The Frankfurt-based central bank said on Oct. 6 that it would spend 40 billion euros ($55.2 billion) on covered bonds starting next month and offer banks two additional unlimited loans of 12- and 13-month durations to help restore lending. The ECB has also been forced to purchase government bonds as European leaders struggled to toughen their response to the crisis.
The euro-region economy is showing signs of a deepening slowdown after expanding just 0.2 percent in the second quarter. European economic confidence slumped more than economists forecast last month and manufacturing output contracted.
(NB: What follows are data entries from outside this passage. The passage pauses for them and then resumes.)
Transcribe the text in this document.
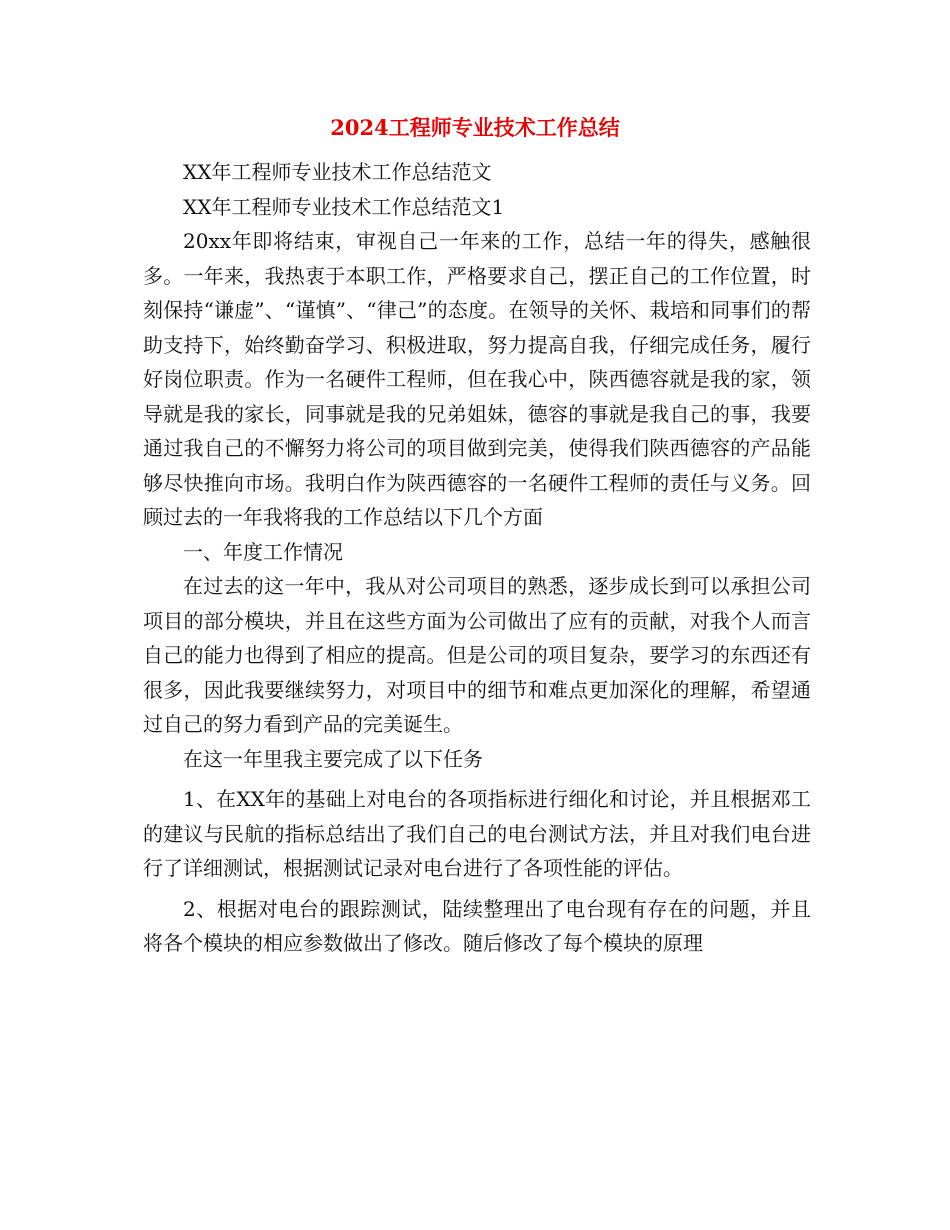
2024工程师专业技术工作总结

XX年工程师专业技术工作总结范文

XX年工程师专业技术工作总结范文1

20xx年即将结束，审视自己一年来的工作，总结一年的得失，感触很多。一年来，我热衷于本职工作，严格要求自己，摆正自己的工作位置，时刻保持“谦虚”、“谨慎”、“律己”的态度。在领导的关怀、栽培和同事们的帮助支持下，始终勤奋学习、积极进取，努力提高自我，仔细完成任务，履行好岗位职责。作为一名硬件工程师，但在我心中，陕西德容就是我的家，领导就是我的家长，同事就是我的兄弟姐妹，德容的事就是我自己的事，我要通过我自己的不懈努力将公司的项目做到完美，使得我们陕西德容的产品能够尽快推向市场。我明白作为陕西德容的一名硬件工程师的责任与义务。回顾过去的一年我将我的工作总结以下几个方面

一、年度工作情况

在过去的这一年中，我从对公司项目的熟悉，逐步成长到可以承担公司项目的部分模块，并且在这些方面为公司做出了应有的贡献，对我个人而言自己的能力也得到了相应的提高。但是公司的项目复杂，要学习的东西还有很多，因此我要继续努力，对项目中的细节和难点更加深化的理解，希望通过自己的努力看到产品的完美诞生。

在这一年里我主要完成了以下任务

1、在XX年的基础上对电台的各项指标进行细化和讨论，并且根据邓工的建议与民航的指标总结出了我们自己的电台测试方法，并且对我们电台进行了详细测试，根据测试记录对电台进行了各项性能的评估。

2、根据对电台的跟踪测试，陆续整理出了电台现有存在的问题，并且将各个模块的相应参数做出了修改。随后修改了每个模块的原理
German business sentiment also declined last month.
Euro-region exports rose a seasonally adjusted 4.7 percent in August from July, when they advanced 2.1 percent, Eurostat said in a separate report.
Exports to the U.S. rose a non-seasonally adjusted 10 percent in the seven months through July from a year earlier, while shipments to the U.K. increased 11 percent, today’s report showed. Exports to China surged 22 percent and Japan shipments climbed 12 percent in the period. Detailed trade data are published with a one-month lag.
Surging Asian demand has boosted orders at companies such as Bayerische Motoren Werke AG. The world’s largest manufacturer of luxury vehicles said on Oct. 10 that sales of its namesake brand rose 9.3 percent in September. German rival Volkswagen AG’s Audi brand posted a jump of 17 percent.
“We made solid gains across the globe and once again achieved record sales for September,” Ian Robertson, BMW’s sales chief, said on that day. The Munich-based company is “on course” to meet full-year targets, he said.